We should all be suspicious of algorithms that describe us or make decisions about us that are closed source, and psychometric tests are no different. Predictive Index have repeatedly declined to open source their algorithm, ostensibly to protect their intellectual property.

The key to the Big 5 model is its simplicity. It doesn’t sort anybody into a “type,” just informs them where they fall on a continuum of personality traits. There are no tricks and no surprises to be revealed, and it’s not a black box. However, even though it’s the most trusted psychological profiling test in academia, the “Big 5” has been found to be systematically sexist. “Women are told they’re significantly more disagreeable than men who answer questions identically.

Criticism of MBTI and others extend even further, often due to a highly westernised, English-language, neurotypical approach. 


Dangerous tools?

Evidence shows that, far from being a “short-cut” to more insightful leadership, tools such as these can be harmful – they may convince managers that they’re doing “good management”, and discourage further effort to improve management and leadership behaviours. At worst, they’re actively discriminatory and detrimental to individual and team performance, reducing the quality of human interactions and decreasing levels of psychological safety.

Conversely,  I’ve actually found value in doing “which Hogwarts house are you in?” or “Which sex and the city character are you?” quizzes with teams. They’re obviously nonsense, but they facilitated a good discussion with team members about preferences and styles – and it was much more fun than MBTI!

(In fact, those quizzes have an advantage over some of the “official” tests because they make no pretence of scientific accuracy.)

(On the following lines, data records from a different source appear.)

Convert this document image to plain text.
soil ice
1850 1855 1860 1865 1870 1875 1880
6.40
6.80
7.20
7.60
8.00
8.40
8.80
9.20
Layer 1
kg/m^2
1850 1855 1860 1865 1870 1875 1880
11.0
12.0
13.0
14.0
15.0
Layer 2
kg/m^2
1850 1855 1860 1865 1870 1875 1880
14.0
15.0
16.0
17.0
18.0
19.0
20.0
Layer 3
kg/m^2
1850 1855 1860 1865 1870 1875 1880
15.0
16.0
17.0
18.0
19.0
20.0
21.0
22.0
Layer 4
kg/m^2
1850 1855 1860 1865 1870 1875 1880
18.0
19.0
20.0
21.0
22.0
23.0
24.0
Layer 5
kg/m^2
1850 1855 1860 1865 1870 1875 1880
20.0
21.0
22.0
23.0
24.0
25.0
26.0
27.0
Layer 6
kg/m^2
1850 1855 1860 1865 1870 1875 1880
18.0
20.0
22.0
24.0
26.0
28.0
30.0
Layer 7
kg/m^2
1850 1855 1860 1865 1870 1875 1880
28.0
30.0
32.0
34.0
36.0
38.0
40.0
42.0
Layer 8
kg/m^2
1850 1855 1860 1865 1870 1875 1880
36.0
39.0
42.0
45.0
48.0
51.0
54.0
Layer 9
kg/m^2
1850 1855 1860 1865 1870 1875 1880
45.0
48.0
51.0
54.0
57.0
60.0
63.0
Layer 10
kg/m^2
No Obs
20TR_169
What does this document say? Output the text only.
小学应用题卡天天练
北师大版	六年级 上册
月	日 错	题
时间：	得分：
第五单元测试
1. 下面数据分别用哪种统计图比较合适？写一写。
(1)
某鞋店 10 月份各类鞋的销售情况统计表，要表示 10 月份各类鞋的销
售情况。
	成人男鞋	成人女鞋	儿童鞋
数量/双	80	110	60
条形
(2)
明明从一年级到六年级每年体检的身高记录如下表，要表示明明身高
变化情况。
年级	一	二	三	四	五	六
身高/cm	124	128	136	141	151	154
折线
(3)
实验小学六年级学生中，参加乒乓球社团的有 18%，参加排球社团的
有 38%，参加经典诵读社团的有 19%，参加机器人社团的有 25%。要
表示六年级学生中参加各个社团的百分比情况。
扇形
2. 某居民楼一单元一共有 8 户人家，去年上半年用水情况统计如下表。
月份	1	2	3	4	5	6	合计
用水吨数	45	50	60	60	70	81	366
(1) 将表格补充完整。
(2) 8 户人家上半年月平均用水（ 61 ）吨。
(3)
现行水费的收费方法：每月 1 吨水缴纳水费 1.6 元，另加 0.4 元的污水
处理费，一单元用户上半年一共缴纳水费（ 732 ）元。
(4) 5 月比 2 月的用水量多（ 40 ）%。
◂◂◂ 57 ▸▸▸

Finally, I’ve never come across a strongly competent leader who used personality testing and categorisation. It seems to me (and I’m conscious of my own biases here) that these tests can sometimes risk replacing empathy. A way to feel like you’re understanding people, and “doing the work” without actually putting in the effort to do so.

Personally, given all the flaws and limitations of personality profiling, I hope organisations stop using them, and businesses stop trying to make money out of them.  We try not to use flawed tools to do finance, accounting, software development, design, or data analysis. Why is it acceptable to use flawed tools to understand and manage the most important thing in organisations – people? And why, when we realise that they’re flawed, are they so “sticky”? Why can’t we seem to get rid of them?

What do you think? Are they a useful tool, or a potentially dangerous over-simplification of human nature?